Australian websites becoming more user-friendly with occasional “outbreaks of style”

Australian websites are moving away from heavy load times to more user-friendly slide-show formats, according preliminary trends from sites entered into the Australia Web Industry Association’ annual awards.

The announcement:

Modern Australian web sites are trending towards a single big-image slide-show, according to the Web Industry Association.

The Association runs the Australian Web Awards and the Crowdies; a crowd-sourced award where ratings of web site are done ‘by the man on the street and the woman on the laptop’.

Although the awards are still open, the Association has identified nine trends in the design of sites already nominated.

Simplicity. Even ‘portal’ sites like newspapers have less crowded home pages now.

Length. Sites are featuring longer home pages, encouraging users to scroll down for more content, rather than clicking to new pages. This is a reaction to users’ impatience with load times.

Usability. Sites are becoming easier to navigate. Complex, multi-level menus are out of vogue; single line menus are back.

Size. Big images are in. Many new sites are using images that occupy the whole page. Changes in browser technology have encouraged developers to use the full width of the screen when designing sites.

Pictures. New sites have noticeably less text than two years ago.

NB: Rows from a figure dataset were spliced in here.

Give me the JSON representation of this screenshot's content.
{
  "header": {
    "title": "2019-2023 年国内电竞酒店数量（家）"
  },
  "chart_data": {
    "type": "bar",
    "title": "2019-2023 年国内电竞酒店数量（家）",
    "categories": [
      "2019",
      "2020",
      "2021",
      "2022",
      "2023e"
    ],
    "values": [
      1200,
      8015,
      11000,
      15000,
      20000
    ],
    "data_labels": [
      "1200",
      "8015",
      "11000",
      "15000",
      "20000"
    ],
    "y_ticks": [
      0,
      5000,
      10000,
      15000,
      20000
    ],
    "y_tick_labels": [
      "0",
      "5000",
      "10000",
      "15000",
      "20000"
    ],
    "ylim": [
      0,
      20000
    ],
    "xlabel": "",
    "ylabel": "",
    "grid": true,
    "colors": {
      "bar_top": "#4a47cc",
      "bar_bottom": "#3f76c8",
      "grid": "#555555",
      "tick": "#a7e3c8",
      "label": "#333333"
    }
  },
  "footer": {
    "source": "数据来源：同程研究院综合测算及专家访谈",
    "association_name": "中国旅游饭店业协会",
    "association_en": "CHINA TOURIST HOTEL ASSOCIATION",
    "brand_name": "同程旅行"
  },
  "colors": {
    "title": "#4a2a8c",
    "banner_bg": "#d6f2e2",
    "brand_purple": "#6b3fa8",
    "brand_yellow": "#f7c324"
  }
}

Restrained. The fad of completely animated pages is almost passed, as Flash is replaced by more search-engine friendly and iPad-friendly alternatives

Diversity. There’s a wider spectrum of palettes. Primaries, pastels, tints and black and white all have their share, though big orange buttons on predominantly blue web sites are still very common for corporates. Recent moves are towards modern colours but only a few of them.

Movement. Home pages are less static than they were. The sliding panel and the slide show with the fading transition are very common in new sites, though great use of video is still rare.

Originality. While most corporate sites continue to present homogenous facades full of banal stock photos, there are outbreaks of style, even on Facebook.

Judge of the awards, Helen Burgess, says the difference between a good 2012 site and a good 2010 site is that it is easier on the eye, has more movement and is easier to find your way around.

About the Australian Web Awards

The Australian Web Awards are judged by well-regarded industry professionals and cover web and mobile versions in Personal, Ecommerce, Commercial, Government, Education, Culture & Events, Not for Profit and Innovation categories. They’re serious awards that look at the build quality of the site and adherence to technical standards as well as content and design.